Probing many-body quantum chaos with quantum simulators

TL;DR

This paper introduces a protocol using randomized measurements to experimentally probe spectral form factors, revealing quantum chaos, thermalization, and localization in many-body systems.

Contribution

It proposes a novel measurement scheme for spectral form factors and partial spectral form factors in quantum simulators, enabling experimental study of many-body quantum chaos.

Findings

Protocol successfully measures SFF and PSFF in spin models

Reveals signatures of quantum chaos and localization

Numerical simulations validate the approach

Abstract

The spectral form factor (SFF), characterizing statistics of energy eigenvalues, is a key diagnostic of many-body quantum chaos. In addition, partial spectral form factors (PSFFs) can be defined which refer to subsystems of the many-body system.
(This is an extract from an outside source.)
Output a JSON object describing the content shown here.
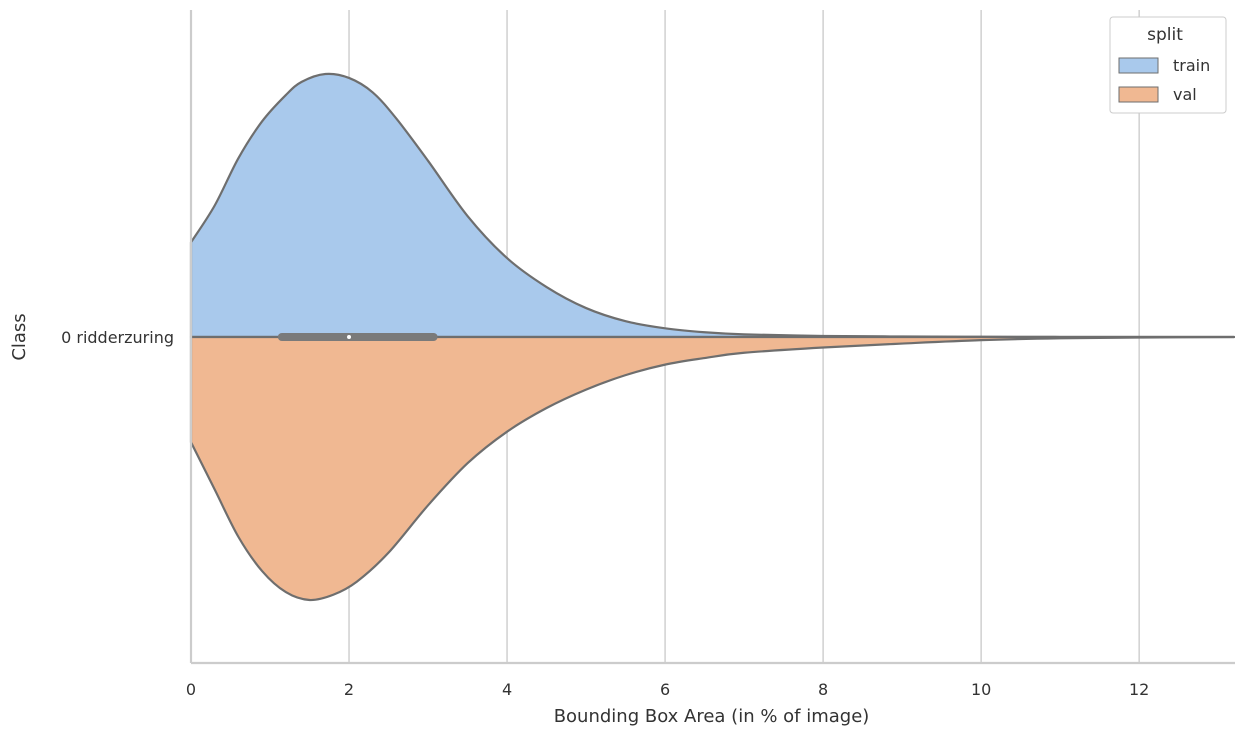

They provide unique insights into energy eigenstate statistics of many-body systems, as we show in an analysis on the basis of random matrix theory and of the eigenstate thermalization hypothesis. We propose a protocol that allows the measurement of the SFF and PSFFs in quantum many-body spin models, within the framework of randomized measurements. Aimed to probe dynamical properties of quantum many-body systems, our scheme employs statistical correlations of local random operations which are applied at different times in a single experiment. Our protocol provides a unified testbed to probe many-body quantum chaotic behavior, thermalization and many-body localization in closed quantum systems which we illustrate with numerical simulations for Hamiltonian and Floquet many-body spin-systems.